Though it is too early to assess the results of these efforts, as of August, a Kazakh matchmaker had arranged 5 contracts, with 23 pre-contracts still under negotiation from matchmaking activity between 29 Central Asian growers and 25 CIS retailers and distributors. U.S. matchmakers, meanwhile, promoted 12 Central Asian growers among 4,900 large buyers, a buyer group representing all countries in Europe, the Middle East, and Southeast Asia. As of August, 18 buyers were in correspondence with these Central Asian growers to receive further information.

USAID_c01.jpg

Images from pre-COVID matchmaker events in Central Asia. Photo: USAID Central Asia CTJ.

Moving Forward

The COVID-19 pandemic has created a global landscape rife with daunting new obstacles, one which poses unprecedented development challenges.

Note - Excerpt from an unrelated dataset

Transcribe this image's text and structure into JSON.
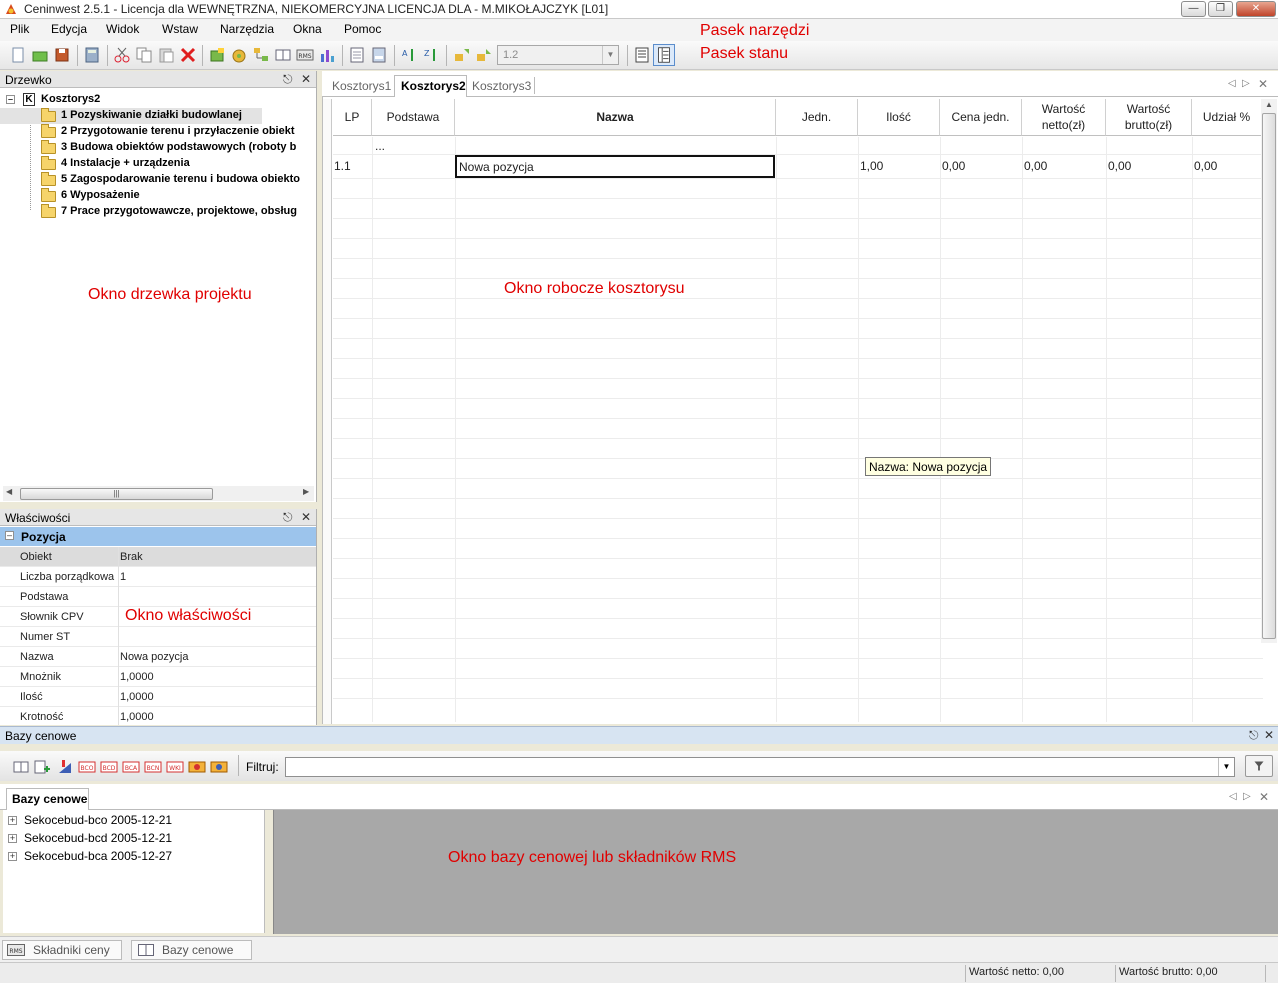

As DAI continues to pivot our teams, re-align our resources, and learn from our experience, we look forward to sharing stories like these along the way; stories of unforeseen challenge addressed through innovation and partnership.

Tom Lenaghan is a Principal Global Practice Specialist in Agriculture and Market Systems at DAI and Alexandra Heffern is a second-year student at the Fletcher School at Tufts University, pursuing a master of arts degree in law and diplomacy with a focus on development economics.